Progrès majeur apporté par un vaccin. 

 Cette année, un vaccin constitue un progrès majeur : le vaccin Ebola rVSV-Zebov°, qui aide à prévenir dans l’entourage d’un patient contaminé la transmission de la fièvre hémorragique à virus Ebola, une maladie infectieuse très souvent mortelle. Parmi les huit autres nouveautés représentant un progrès notable, cinq sont des médicaments dits orphelins destinés à des patients atteints de maladies rares. Et deux médicaments concernent exclusivement les enfants : le glibenclamide dans le diabète néonatal en suspension buvable prête à l’emploi ; et le cannabidiol dans certaines formes graves d’épilepsie chez des enfants à partir de l’âge de 2 ans.

 

Des “nouveautés” pas si nouvelles, plus dangereuses qu’utiles.

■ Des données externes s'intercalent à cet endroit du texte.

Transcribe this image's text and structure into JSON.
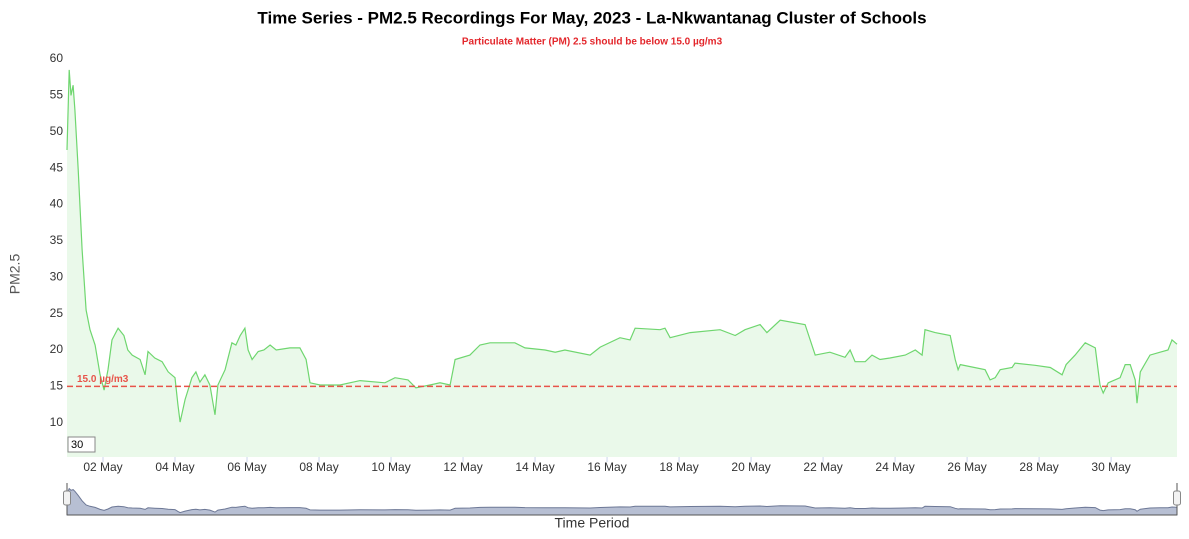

En 2020, la plupart des nouveautés évaluées plus dangereuses qu’utiles concernent des substances déjà sur le marché, autorisées dans d’autres situations cliniques ou sous une autre forme, par exemple : la dapagliflozine dans le diabète de type 1 ; le dénosumab dans l’ostéoporose cortisonique ; la drospirénone sous forme non associée dans la contraception ; le diclofénac en comprimés non gastrorésistants. Certaines de ces substances étaient déjà à écarter selon Prescrire dans d’autres situations cliniques ou sous des formes préalablement autorisées.

 

Des réévaluations motivées par la pharmacovigilance, mais des retraits du marché non aboutis dans l’Union européenne.

En 2020, les commissions de pharmacovigilance (PRAC) et d’AMM (CHMP) de l’Agence européenne du médicament

(EMA) ont réévalué la balance bénéfices-risques de plusieurs médicaments en raison de signaux de pharmacovigilance. L’ingénol mébutate, utilisé dans les kératoses actiniques, a ainsi été retiré du marché en raison d’un surcroît de cancers cutanés. Et l’AMM de l’ulipristal dosé à 5 mg, utilisé dans les fibromyomes utérins, a dans un premier temps été suspendue en raison du risque d’hépatite grave. Il pourrait toutefois être remis sur le marché, à la suite de l’avis du CHMP daté de novembre 2020. Par ailleurs, l’alemtuzumab, utilisé dans la sclérose en plaques, reste sur le marché, malgré les risques disproportionnés auxquels il expose.

 

Nouvelles AMM bienvenues pour deux anciens médicaments indisponibles.

En France en 2020, deux substances utiles ont été remises à disposition en ville grâce à une nouvelle AMM : la phénytoïne, un antiépileptique, sous le nom commercial Diphante°, qui remplace une spécialité importée régulièrement pour faire face aux multiples ruptures de stock du princeps Dihydan° ; le probénécide, un uricosurique, remis à disposition en ville sous le nom commercial Santuril° après l’arrêt de commercialisation de la spécialité pharmaceutique Bénémide°. Ces remises à disposition de médicaments parfois utiles sont bienvenues. Les pénuries de médicaments sont souvent à l’origine de défauts de soins et d’événements indésirables, parfois gravement préjudiciables aux patients (lire n° 440, p. 422-424).

 

En somme.

 En 2020, moins de 10 % des nouveautés apportent un progrès notable pour mieux soigner. Pour 16 % des nouveautés, leur balance bénéfices-risques est incertaine, ce qui traduit notamment la tendance des agences du médicament à autoriser trop précocement des médicaments, sur la base de données insuffisantes. Mais ce bilan montre aussi que certains progrès décisifs peuvent être l’aboutissement d’un travail collectif, comme c’est le cas avec le vaccin contre la fièvre hémorragique à virus Ebola et le fexinidazole dans la maladie du sommeil.